The Uses of Treason: Legitimacy, Identity, and Insurgency in Europe and the Americas

AHA Session 1
Thursday, January 3, 2019: 1:30 PM-3:00 PM
Continental A (Hilton Chicago, Lobby Level)
Chair:
Tamara L. Hunt, University of Southern Indiana

Session Abstract

This panel advances the contention that charges of treason serve less to define the outer bounds of belonging in a state or insurgent group, than to refigure identities within it in complex ways. While individuals and groups accused of treason are said to have colluded with the enemy, they are not rendered as enemies themselves but rather as proxies for the values and agendas of those who hold political power within the group. Through a series of case studies ranging from eighteenth-century Northwest Mexico to the late twentieth-century prisons of Northern Ireland, and from World War II-era France to Argentina’s “Dirty War,” panelists interrogate the notion of treason by exploring the political work it performs in specific temporal and geographic contexts, addressing a series of overarching questions. What aims motivate actions subsequently designated as treasonous? Whom do charges of treason legitimate? Who is marginalized by such accusations? And whose interests do these charges serve?

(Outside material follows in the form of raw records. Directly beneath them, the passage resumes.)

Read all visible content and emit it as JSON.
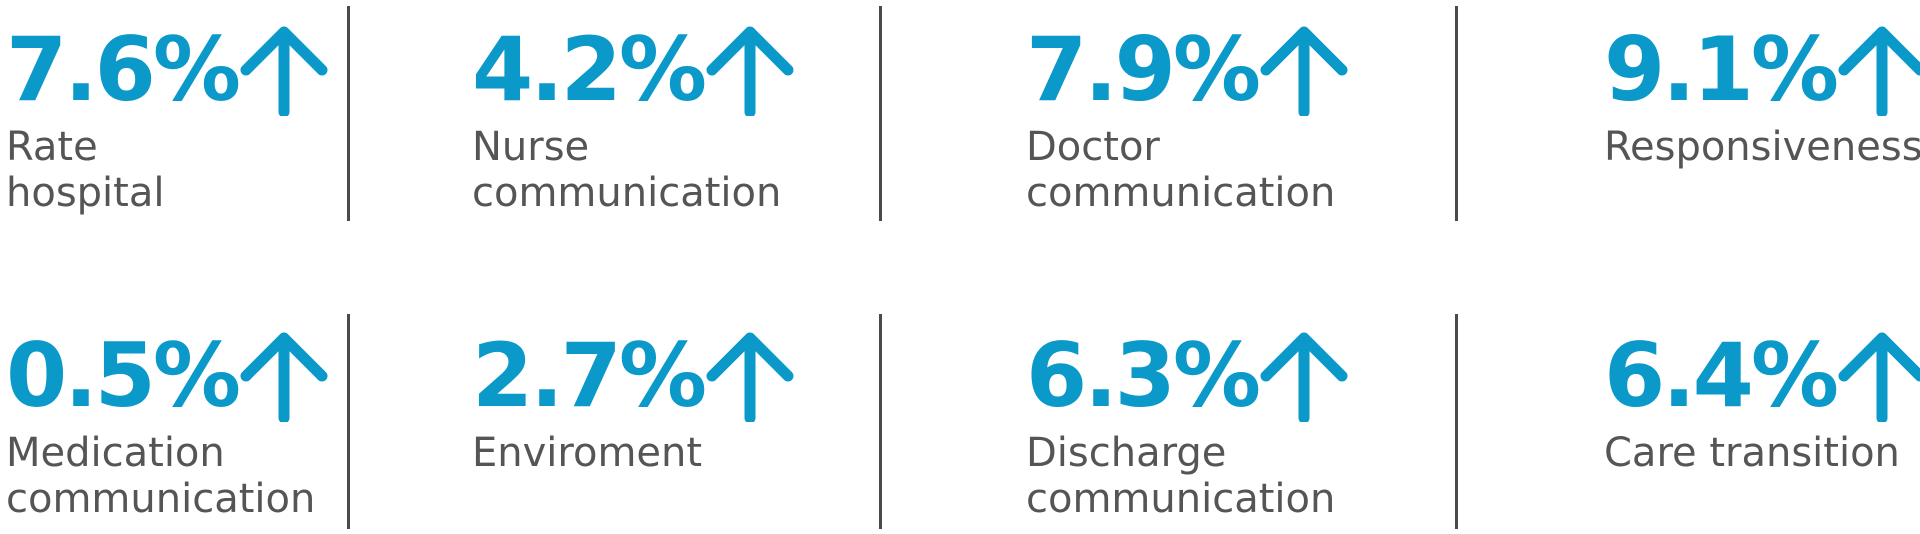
{
  "colors": {
    "accent": "#0a99c9",
    "label_text": "#555555",
    "divider": "#4a4a4a"
  },
  "arrow_icon": "arrow-up-icon",
  "stats": [
    {
      "value": "7.6%",
      "label": "Rate\nhospital"
    },
    {
      "value": "4.2%",
      "label": "Nurse\ncommunication"
    },
    {
      "value": "7.9%",
      "label": "Doctor\ncommunication"
    },
    {
      "value": "9.1%",
      "label": "Responsiveness"
    },
    {
      "value": "0.5%",
      "label": "Medication\ncommunication"
    },
    {
      "value": "2.7%",
      "label": "Enviroment"
    },
    {
      "value": "6.3%",
      "label": "Discharge\ncommunication"
    },
    {
      "value": "6.4%",
      "label": "Care transition"
    }
  ]
}
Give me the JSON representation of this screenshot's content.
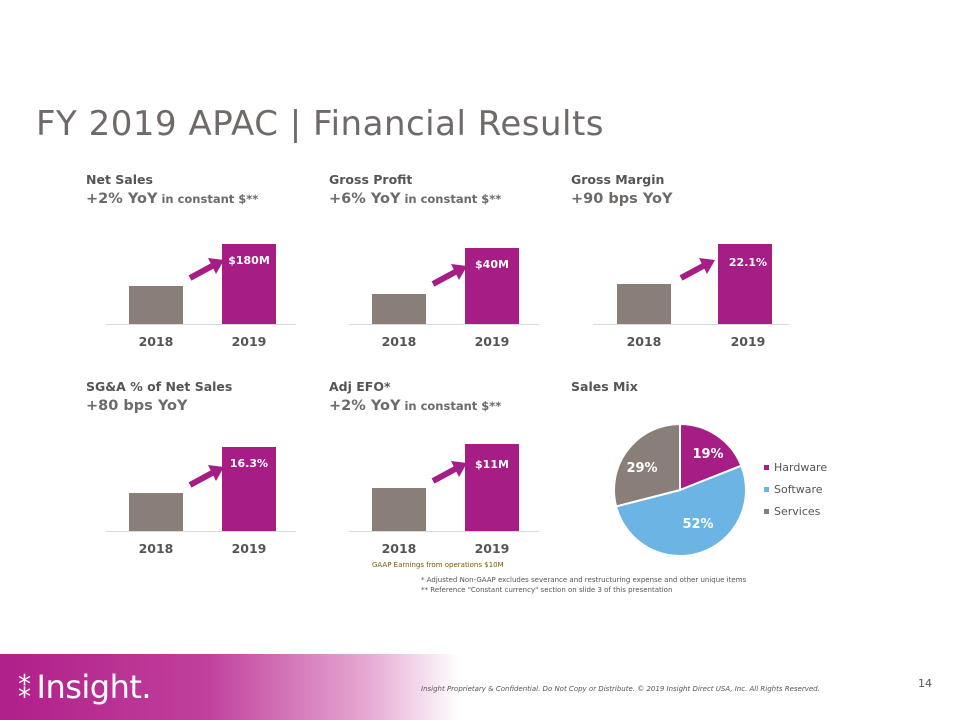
{
  "title": "FY 2019 APAC | Financial Results",
  "panels": [
    {
      "title": "Net Sales",
      "sub_main": "+2% YoY",
      "sub_small": " in constant $**",
      "label": "$180M",
      "years": [
        "2018",
        "2019"
      ]
    },
    {
      "title": "Gross Profit",
      "sub_main": "+6% YoY",
      "sub_small": " in constant $**",
      "label": "$40M",
      "years": [
        "2018",
        "2019"
      ]
    },
    {
      "title": "Gross Margin",
      "sub_main": "+90 bps YoY",
      "sub_small": "",
      "label": "22.1%",
      "years": [
        "2018",
        "2019"
      ]
    },
    {
      "title": "SG&A % of Net Sales",
      "sub_main": "+80 bps YoY",
      "sub_small": "",
      "label": "16.3%",
      "years": [
        "2018",
        "2019"
      ]
    },
    {
      "title": "Adj EFO*",
      "sub_main": "+2% YoY",
      "sub_small": " in constant $**",
      "label": "$11M",
      "years": [
        "2018",
        "2019"
      ]
    }
  ],
  "sales_mix": {
    "title": "Sales Mix",
    "slices": [
      {
        "name": "Hardware",
        "label": "19%",
        "value": 19,
        "color": "#a71d86"
      },
      {
        "name": "Software",
        "label": "52%",
        "value": 52,
        "color": "#6cb4e4"
      },
      {
        "name": "Services",
        "label": "29%",
        "value": 29,
        "color": "#8a7f78"
      }
    ]
  },
  "notes": {
    "gaap": "GAAP Earnings from operations $10M",
    "note1": "*   Adjusted Non-GAAP excludes severance and restructuring  expense and other unique items",
    "note2": "** Reference \"Constant currency\" section on slide 3 of this presentation"
  },
  "footer": {
    "logo": "Insight.",
    "copyright": "Insight Proprietary & Confidential. Do Not Copy or Distribute.  © 2019 Insight Direct USA, Inc.  All Rights Reserved.",
    "page": "14"
  },
  "colors": {
    "accent": "#a71d86",
    "prior": "#8a7f78",
    "software": "#6cb4e4"
  }
}
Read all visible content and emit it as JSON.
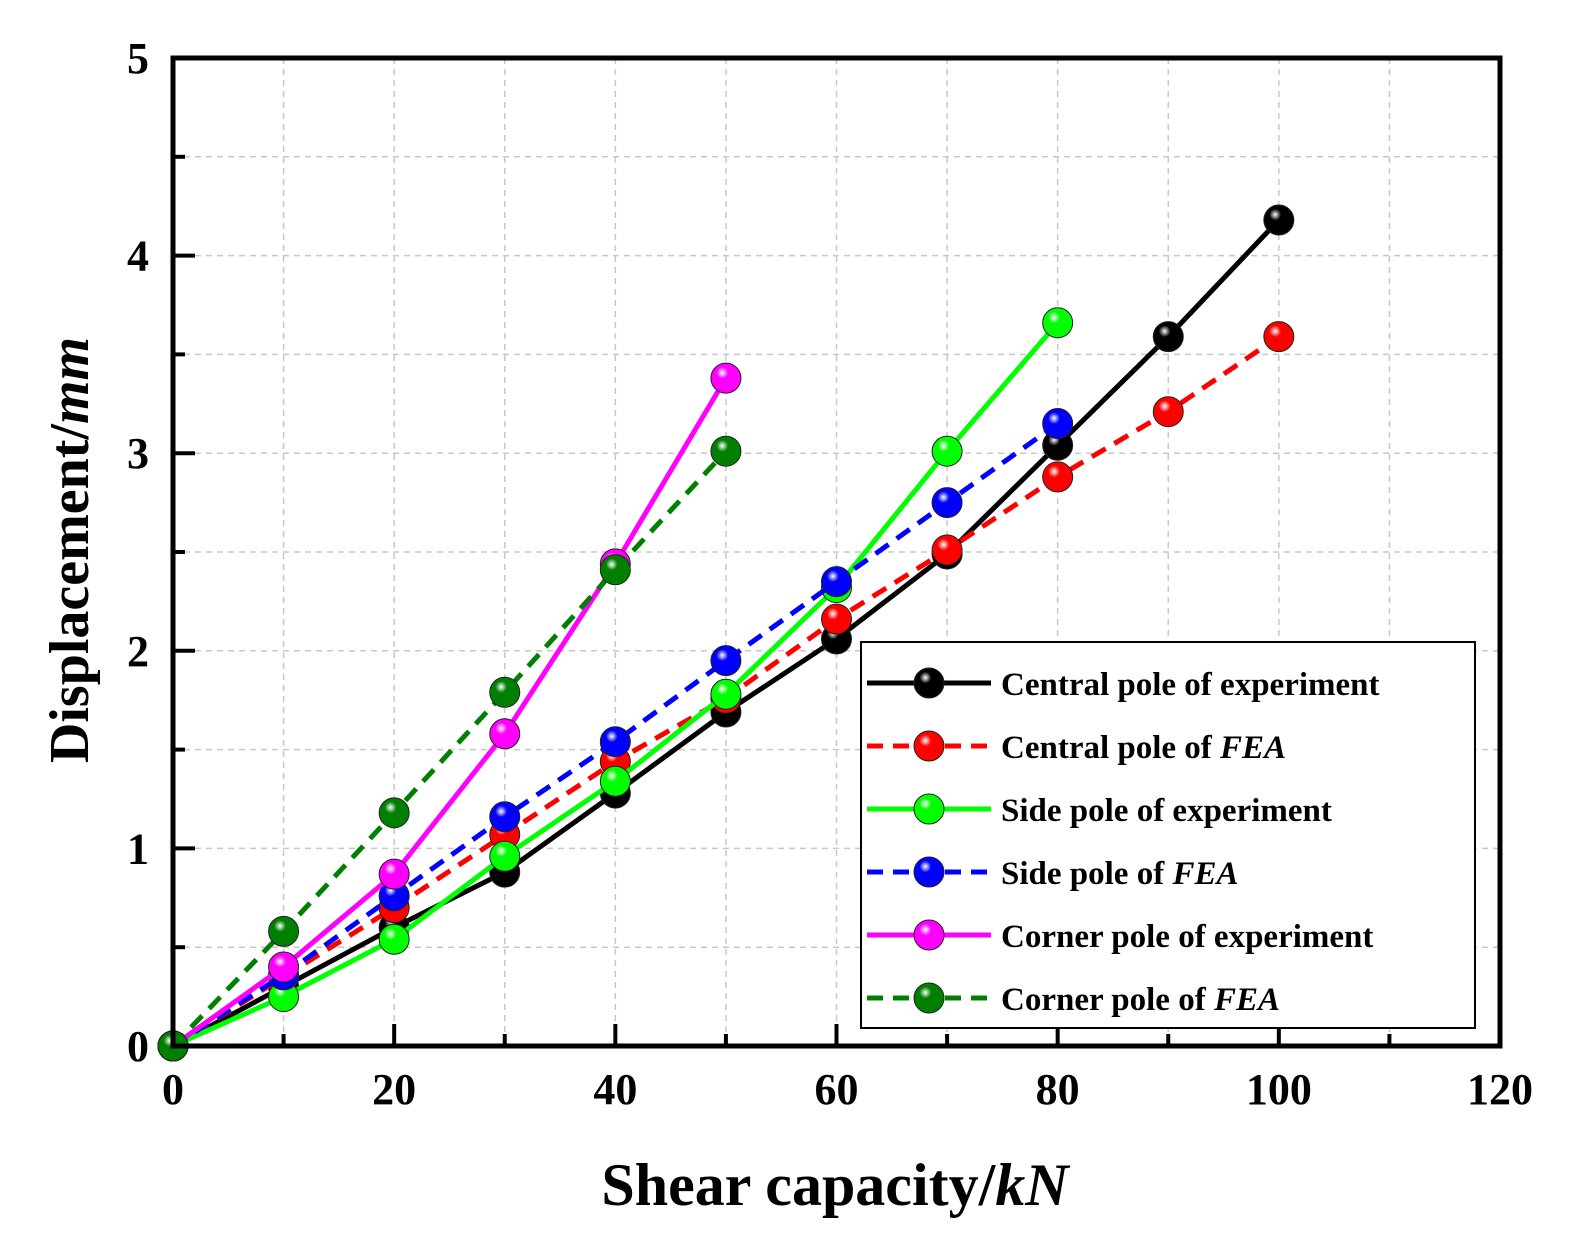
{
  "chart_data": {
    "type": "line",
    "xlabel": {
      "main": "Shear capacity/",
      "italic": "kN"
    },
    "ylabel": {
      "main": "Displacement/",
      "italic": "mm"
    },
    "xlim": [
      0,
      120
    ],
    "ylim": [
      0,
      5
    ],
    "x_ticks": [
      "0",
      "20",
      "40",
      "60",
      "80",
      "100",
      "120"
    ],
    "y_ticks": [
      "0",
      "1",
      "2",
      "3",
      "4",
      "5"
    ],
    "grid": true,
    "legend_position": "bottom-right",
    "series": [
      {
        "name": {
          "main": "Central pole of experiment",
          "italic": ""
        },
        "color": "#000000",
        "dashed": false,
        "x": [
          0,
          10,
          20,
          30,
          40,
          50,
          60,
          70,
          80,
          90,
          100
        ],
        "y": [
          0,
          0.3,
          0.6,
          0.88,
          1.28,
          1.69,
          2.06,
          2.49,
          3.04,
          3.59,
          4.18
        ]
      },
      {
        "name": {
          "main": "Central pole of ",
          "italic": "FEA"
        },
        "color": "#ff0000",
        "dashed": true,
        "x": [
          0,
          10,
          20,
          30,
          40,
          50,
          60,
          70,
          80,
          90,
          100
        ],
        "y": [
          0,
          0.35,
          0.7,
          1.07,
          1.44,
          1.76,
          2.16,
          2.51,
          2.88,
          3.21,
          3.59
        ]
      },
      {
        "name": {
          "main": "Side pole of experiment",
          "italic": ""
        },
        "color": "#00ff00",
        "dashed": false,
        "x": [
          0,
          10,
          20,
          30,
          40,
          50,
          60,
          70,
          80
        ],
        "y": [
          0,
          0.25,
          0.54,
          0.96,
          1.34,
          1.78,
          2.32,
          3.01,
          3.66
        ]
      },
      {
        "name": {
          "main": "Side pole of ",
          "italic": "FEA"
        },
        "color": "#0000ff",
        "dashed": true,
        "x": [
          0,
          10,
          20,
          30,
          40,
          50,
          60,
          70,
          80
        ],
        "y": [
          0,
          0.36,
          0.76,
          1.16,
          1.54,
          1.95,
          2.35,
          2.75,
          3.15
        ]
      },
      {
        "name": {
          "main": "Corner pole of experiment",
          "italic": ""
        },
        "color": "#ff00ff",
        "dashed": false,
        "x": [
          0,
          10,
          20,
          30,
          40,
          50
        ],
        "y": [
          0,
          0.4,
          0.87,
          1.58,
          2.44,
          3.38
        ]
      },
      {
        "name": {
          "main": "Corner pole of ",
          "italic": "FEA"
        },
        "color": "#008000",
        "dashed": true,
        "x": [
          0,
          10,
          20,
          30,
          40,
          50
        ],
        "y": [
          0,
          0.58,
          1.18,
          1.79,
          2.41,
          3.01
        ]
      }
    ]
  }
}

The four papers that constitute this panel explore ways that both states and insurgents have used the concept of treason to shape identities and legitimize or delegitimize actors in conflict situations, while also delineating power relationships between and within the groups involved in the conflict. Myers examines treason in eighteenth-century Northwest Mexico as a label that distinguished the actions of various ethnic groups from each other, while creating new and counterintuitive categories of belonging to the state. Carnaghi focuses on the Vertrauen Männer or “men of confidence” in Vichy France, who infiltrated Resistance networks and denounced their members to the Nazis but were arrested and charged with treason against the French state after 1945. Accusing the Vertrauen Männer of treason meant branding them as enemy tools, but some of those spies attempted to legitimate their actions by arguing that they had simply obeyed Vichy France’s spirit of “collaboration.” Oppenheimer’s comparative study of the Irish Republican Army and the Black Panther Party between 1968 and 1973 shows that the respective states’ use of undercover agents to infiltrate both of these groups led their leaders to suspect members of treason; at the same time, these agents abrogated the law, thereby delegitimizing the actions of the state. Katz’s exploration of debates surrounding torture and treason within the Montoneros, an insurgent group in Argentina in the 1970s, shows that the tortured bodies of combatants accused of collaboration with the enemy emerged as intense sites of contention over the causes and meanings of the organization’s broader defeat.

Taken together, the panelists’ contributions provide a nuanced examination of treason as a tool, one used both to challenge and empower the state. The panel thus explores this dynamic function of treason while providing meaningful comparisons across space and time, illuminating a construct of ongoing political relevance in many parts of the world. We believe this panel will be of interest to a wide range of scholars, and in particular those who work on state formation, resistance, and the history of the left.